PEN’s award choice is a political decision. The organization is solidarizing itself not only with Charlie Hebdo, but with the Obama administration and the various European heads of state who have seized on the terrorist attack to deepen the imperialist carve-up of the Middle East and to launch new attacks on democratic rights in the name of the “war on terror.”
In light of her biography, Nossel’s advocacy for Charlie Hebdo is no surprise. A former Obama State Department official, she is credited with coining the term “Smart Power,” which was repeatedly invoked by Hillary Clinton during her time as secretary of state. In the April 4, 2004, issue of Foreign Affairs, Nossel described Smart Power as “a compelling vision” derived from “the great mainstay of twentieth-century U.S. foreign policy: liberal internationalism.” She insisted that so-called “progressive policymakers … should offer assertive leadership—diplomatic, economic, and not least, military—to advance a broad array of goals.”

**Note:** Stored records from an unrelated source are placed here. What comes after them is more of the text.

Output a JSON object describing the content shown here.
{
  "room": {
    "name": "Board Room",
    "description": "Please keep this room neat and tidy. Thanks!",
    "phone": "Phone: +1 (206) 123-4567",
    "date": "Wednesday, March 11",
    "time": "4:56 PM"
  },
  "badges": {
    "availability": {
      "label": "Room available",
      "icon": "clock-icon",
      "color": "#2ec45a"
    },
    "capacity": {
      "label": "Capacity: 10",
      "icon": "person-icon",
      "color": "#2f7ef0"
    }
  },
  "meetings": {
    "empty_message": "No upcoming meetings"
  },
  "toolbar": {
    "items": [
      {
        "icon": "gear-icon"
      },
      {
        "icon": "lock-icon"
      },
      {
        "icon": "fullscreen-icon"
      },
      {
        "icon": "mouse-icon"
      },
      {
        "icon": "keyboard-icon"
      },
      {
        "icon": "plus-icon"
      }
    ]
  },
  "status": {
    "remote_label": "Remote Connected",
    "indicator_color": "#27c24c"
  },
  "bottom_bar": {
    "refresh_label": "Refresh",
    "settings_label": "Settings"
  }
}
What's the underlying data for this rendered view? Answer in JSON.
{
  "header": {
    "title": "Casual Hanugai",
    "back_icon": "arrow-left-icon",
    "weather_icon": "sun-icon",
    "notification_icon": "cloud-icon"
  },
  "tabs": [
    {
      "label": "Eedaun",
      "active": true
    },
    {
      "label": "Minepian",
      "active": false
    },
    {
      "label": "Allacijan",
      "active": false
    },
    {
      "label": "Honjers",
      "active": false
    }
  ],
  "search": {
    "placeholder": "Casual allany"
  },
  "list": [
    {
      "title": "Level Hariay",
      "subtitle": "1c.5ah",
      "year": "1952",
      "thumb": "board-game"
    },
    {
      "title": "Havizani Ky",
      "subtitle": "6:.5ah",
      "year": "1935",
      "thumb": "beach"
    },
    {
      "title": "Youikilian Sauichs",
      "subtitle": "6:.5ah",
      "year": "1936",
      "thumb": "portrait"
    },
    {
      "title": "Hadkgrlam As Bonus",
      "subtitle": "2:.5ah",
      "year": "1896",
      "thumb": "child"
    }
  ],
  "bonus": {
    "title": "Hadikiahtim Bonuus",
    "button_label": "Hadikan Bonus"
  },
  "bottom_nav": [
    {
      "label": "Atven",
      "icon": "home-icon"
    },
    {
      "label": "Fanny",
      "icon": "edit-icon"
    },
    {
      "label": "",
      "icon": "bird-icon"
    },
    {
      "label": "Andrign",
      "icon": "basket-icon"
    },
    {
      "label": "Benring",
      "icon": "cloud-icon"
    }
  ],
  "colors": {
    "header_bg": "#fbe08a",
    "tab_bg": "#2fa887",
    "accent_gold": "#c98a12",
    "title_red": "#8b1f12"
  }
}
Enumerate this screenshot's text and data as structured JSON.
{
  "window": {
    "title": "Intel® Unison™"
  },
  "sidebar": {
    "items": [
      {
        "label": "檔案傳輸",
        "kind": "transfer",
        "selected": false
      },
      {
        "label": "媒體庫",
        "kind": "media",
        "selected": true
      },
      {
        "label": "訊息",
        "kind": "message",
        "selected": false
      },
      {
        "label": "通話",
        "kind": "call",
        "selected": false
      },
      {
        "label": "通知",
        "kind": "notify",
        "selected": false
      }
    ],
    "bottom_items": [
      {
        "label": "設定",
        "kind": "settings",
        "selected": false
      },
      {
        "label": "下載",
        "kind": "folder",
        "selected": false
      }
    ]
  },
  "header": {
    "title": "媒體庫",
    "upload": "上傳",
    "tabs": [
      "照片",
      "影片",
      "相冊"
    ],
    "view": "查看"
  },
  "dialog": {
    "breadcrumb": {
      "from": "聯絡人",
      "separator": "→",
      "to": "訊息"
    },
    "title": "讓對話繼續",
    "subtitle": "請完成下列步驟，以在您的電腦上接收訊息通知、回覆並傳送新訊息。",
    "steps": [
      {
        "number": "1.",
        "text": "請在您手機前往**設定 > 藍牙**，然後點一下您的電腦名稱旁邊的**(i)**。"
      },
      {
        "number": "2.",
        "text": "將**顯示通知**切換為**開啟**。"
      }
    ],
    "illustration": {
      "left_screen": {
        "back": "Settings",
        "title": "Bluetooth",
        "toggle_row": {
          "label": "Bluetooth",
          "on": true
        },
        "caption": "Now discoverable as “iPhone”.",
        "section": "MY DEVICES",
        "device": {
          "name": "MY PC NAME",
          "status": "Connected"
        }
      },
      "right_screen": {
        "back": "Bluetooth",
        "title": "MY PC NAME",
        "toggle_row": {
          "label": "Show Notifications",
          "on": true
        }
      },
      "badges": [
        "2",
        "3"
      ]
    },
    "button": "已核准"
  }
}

A variant of “human rights imperialism,” Smart Power has proven even more murderous—and hypocritical—than its many ideological predecessors. The method is simple: accuse a targeted regime of human rights abuses; enlist NGOs, academics, the pseudo-left and the media; and then annihilate.
Nossel is not only a theorist but a practitioner. According to her entry in Wikipedia, she “played a leading role in U.S. engagement at the U.N. Human Rights Council, including the initiation of groundbreaking human rights resolutions on Iran, Syria, Libya…”
Syria and Libya, since the passage of these “human rights resolutions,” have been destroyed as functioning societies. Hundreds of thousands have been killed by Islamist “freedom fighters” armed by the US, France and Britain. Millions more have been displaced, many of whom are seeking entry into Europe where they face the toxic anti-Islamic environment cultivated by the likes of Charlie Hebdo .
There is the additional irony that such a figure as Nossel comes to head an organization traditionally associated with famed anti-war writers. Past presidents of PEN International, the parent organization of PEN America, include Heinrich Böll, H.G. Wells, Joseph Conrad, George Bernard Shaw, Harold Pinter and Arthur Miller. While these writers were not political luminaries, they were indubitably humane, and certainly anti-militaristic.
Not so for Nossel, who has made a career of turning avowedly pacifist groups into apologists for war. Between stints in the Clinton and Obama administrations, she served as the top official at both Human Rights Watch and Amnesty International. Among her pet projects at the latter was the presentation of the US-led military onslaught against the Afghan population as a crusade for “gender equality”—one of her Amnesty International posters read “NATO, Keep the Progress Going!”—and championing the Russian anti-Putin punk band Pussy Riot.
The decision by important writers to protest the official embrace of Charlie Hebdo is a significant political event. The elevation of figures like Nossel has depended upon silence, demoralization and resignation among the artists and intellectuals they nominally represent.
These writers’ public and courageous stand will be met with nervousness by the American ruling class and its media lackeys, whose operations depend upon an atmosphere of conformity and intimidation.